Who Gets to Decide About Dimming the Sun?

Perhaps most concerning, no clear governance structure exists for managing global geoengineering. Who decides when to deploy such technologies? Who controls intensity and duration? How would nations resolve conflicts when impacts affect different regions unequally?

Consider this scenario: What happens if India, suffering catastrophic heat waves, unilaterally deploys sulfur particles, only to see Pakistan experience devastating drought? Or if China responds to another summer of extreme heat by atmospheric intervention that disrupts Southeast Asian monsoons? Such scenarios involving nuclear powers sharing disputed borders become frighteningly plausible.

Frank Biermann from Utrecht University leads hundreds of scholars opposing geoengineering precisely because of governance challenges: “There’s lots of international treaties, and agreement among scientists to stop or restrict or prohibit certain technologies”—bioweapons, chemical weapons, anti-personnel land mines. “Human cloning, Antarctic mining. People say we’re against modernity. We are not. We don’t want to block climate research—we want an agreement not to use a certain technology because it’s not good for the world.”

Many fear fossil fuel companies may eagerly support geoengineering as an excuse to continue business as usual, delaying necessary transitions away from carbon-intensive energy systems.

What Do People on the Front Lines Think?

Communities facing immediate climate threats hold mixed views about geoengineering. Anote Tong, former President of Kiribati—a Pacific island nation averaging just six feet above sea level—joined an international commission studying geoengineering options.

While viewing geoengineering as “prime example of our arrogance,” Tong acknowledges sobering reality: “Geoengineering as possible solution to this catastrophe will definitely become only option of last resort if we as global community continue on path we have been going. Point will come when it has to be either geoengineering or total destruction.”

Such voices remind us that climate change impacts fall unevenly across humanity. Nations contributing least to emissions often face the most severe consequences, raising questions about climate justice when considering radical interventions.

What’s the Sensible Way Forward?

How should humanity proceed given both the promise and peril of sun-dimming technologies?

First, we must accelerate the transition to renewable energy. Most geoengineering researchers emphasize that this is a vastly preferable solution. Solar panels, wind turbines, and energy storage continue dropping in price while fossil fuels grow increasingly expensive—economic reality increasingly favors clean energy.

Second, we need transparent, inclusive research governance. Any atmospheric experiments must involve affected communities from planning stages forward, particularly indigenous peoples and vulnerable nations. Research should prioritize understanding regional impacts over simply exploring technical feasibility.

Third, international governance frameworks must develop before, not after, deployment becomes technically viable. Waiting until a climate crisis forces hasty deployment risks disastrous outcomes.

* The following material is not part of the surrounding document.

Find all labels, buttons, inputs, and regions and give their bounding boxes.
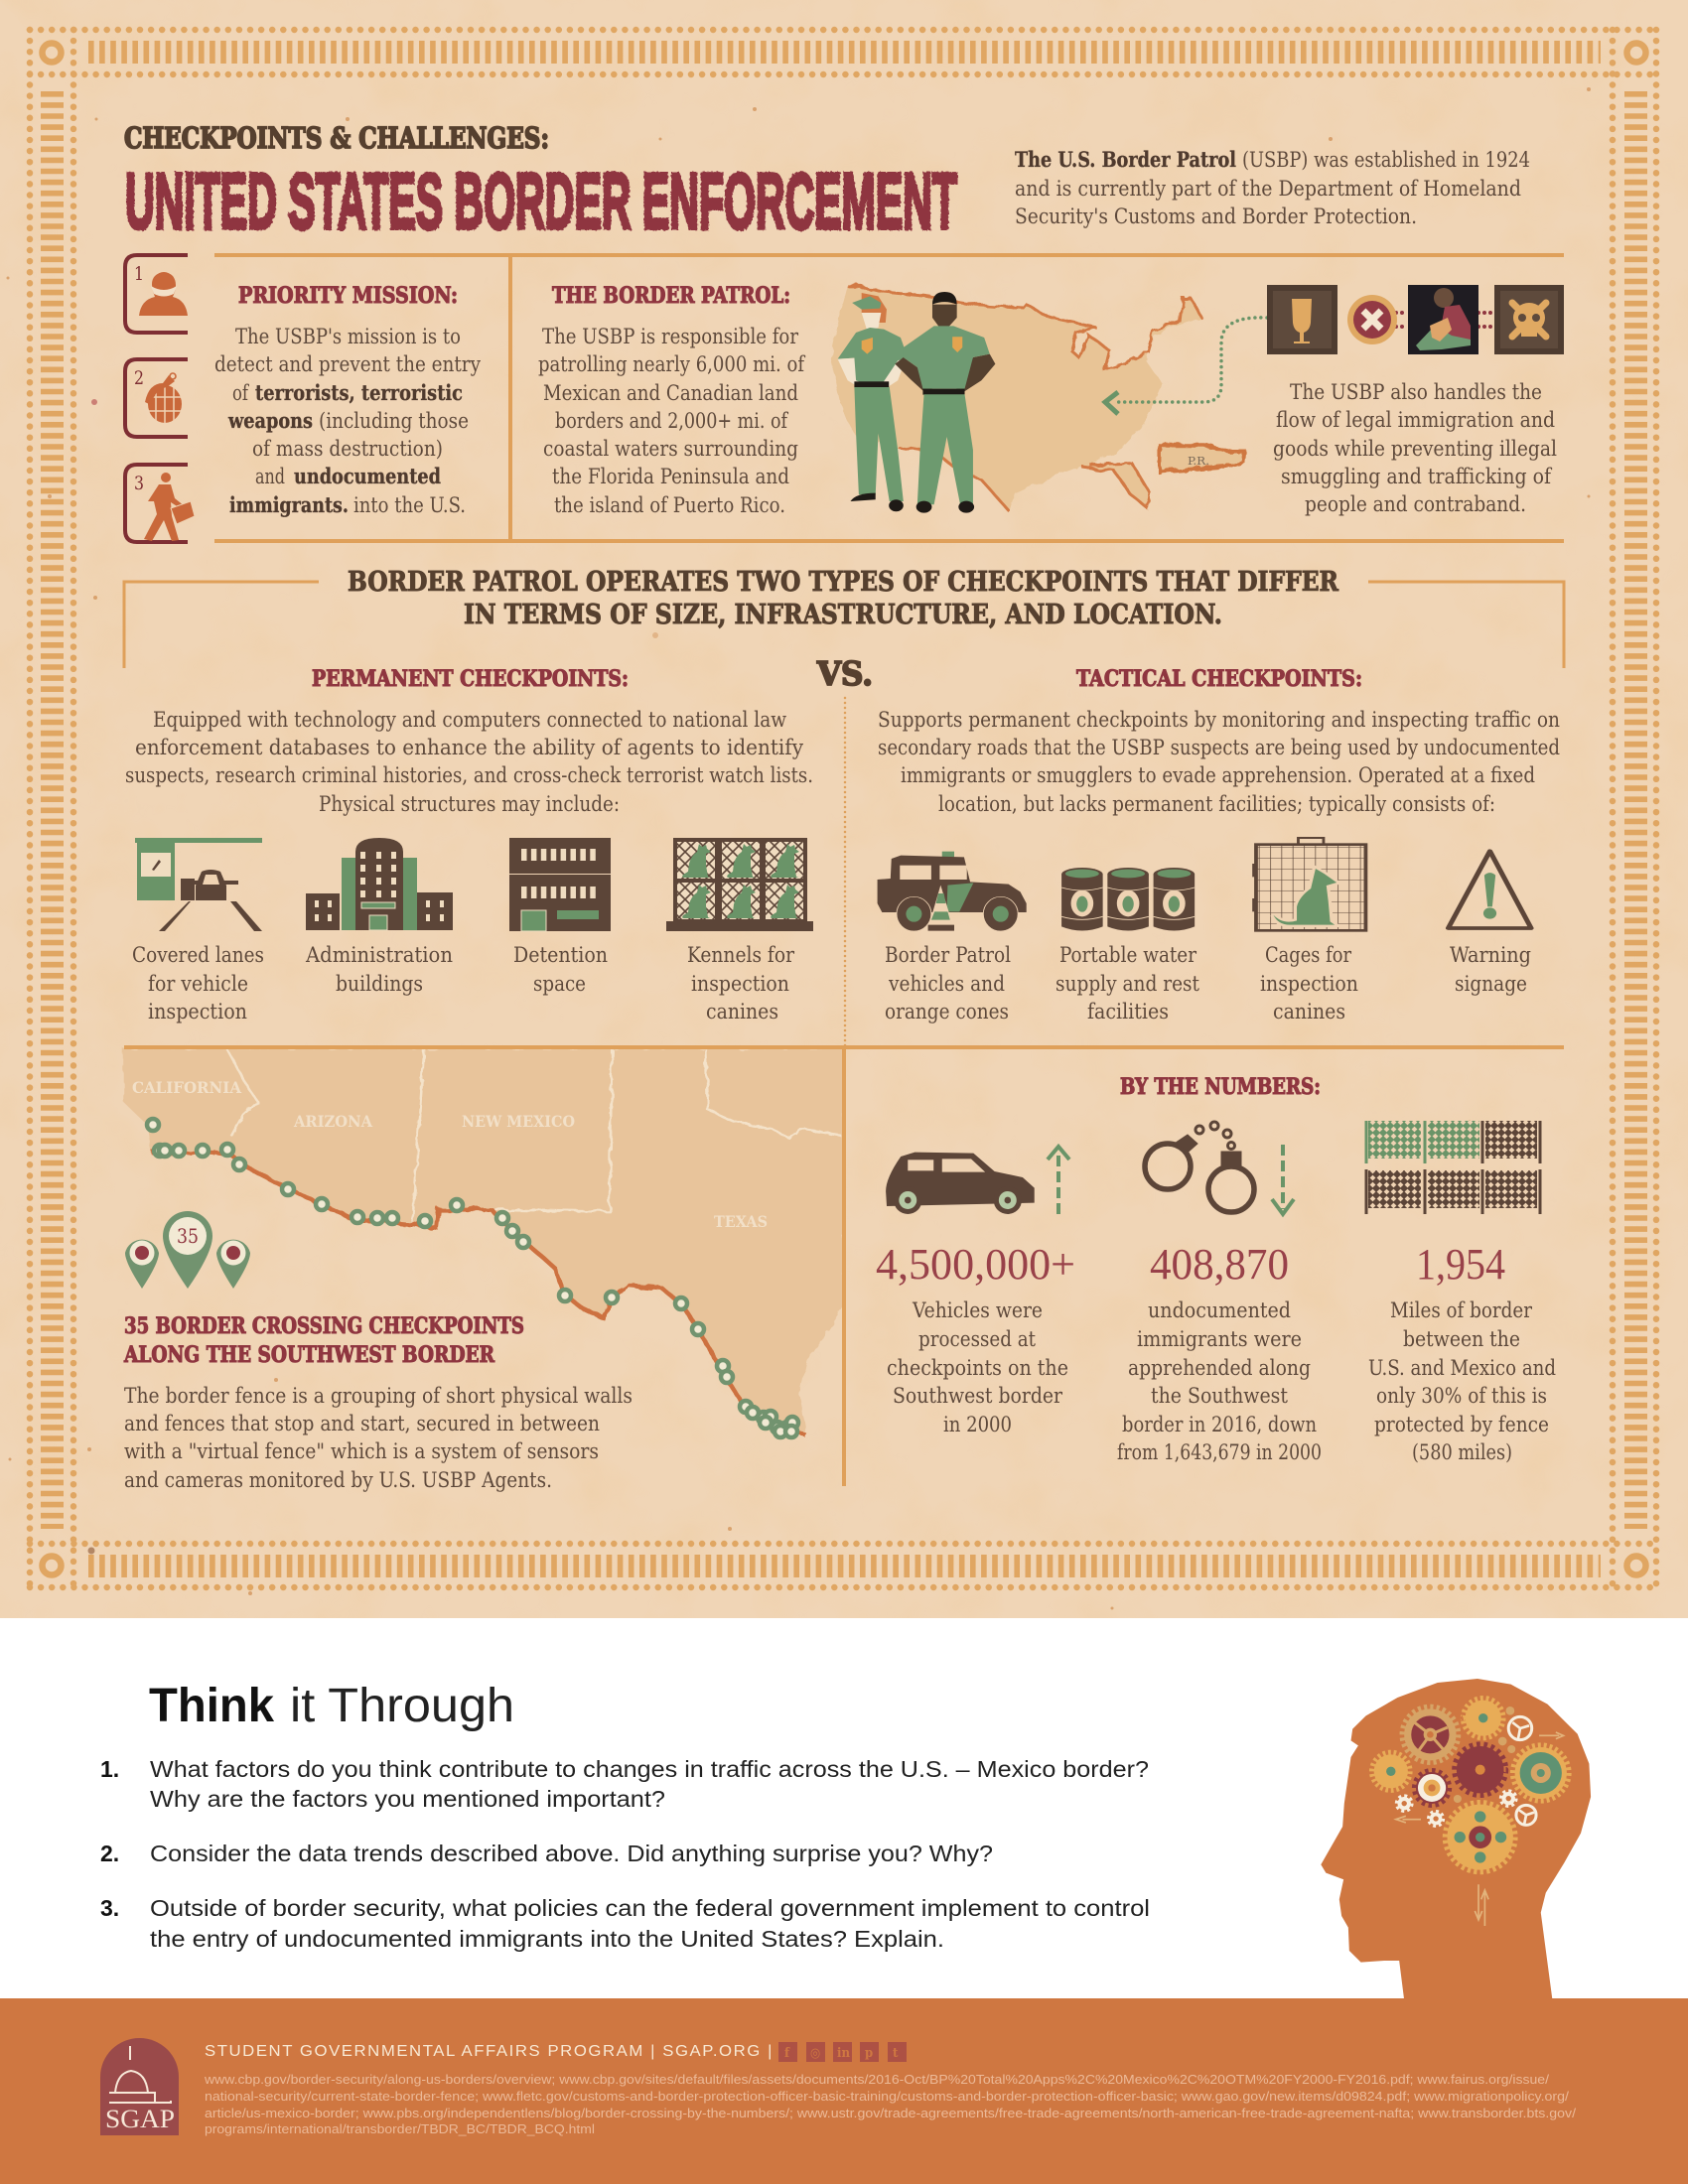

Mulling Over the Sun Dimming Dilemma

Unlike the fictional Snowpiercer scenario, our climate challenges offer no neat narrative arcs or cinematic conclusions. Instead, we face complex trade-offs demanding both scientific rigor and moral wisdom.

The sun’s dimming represents both technological hubris and acknowledgment of our climate predicament. It’s very considerate, speaks volumes about our collective failure to address carbon emissions decades earlier.

As research progresses, profound questions remain: Can we manage planetary systems we barely understand? Should any nation—or company—possess the power to alter the global climate? How do we weigh immediate climate suffering against uncertain future risks?

Whatever path forward emerges, our civilization now enters uncharted territory, where human decisions actively shape planetary systems upon which all life depends. The most vital question remains not whether we can dim the sun but whether we possess the wisdom to wield such godlike powers responsibly.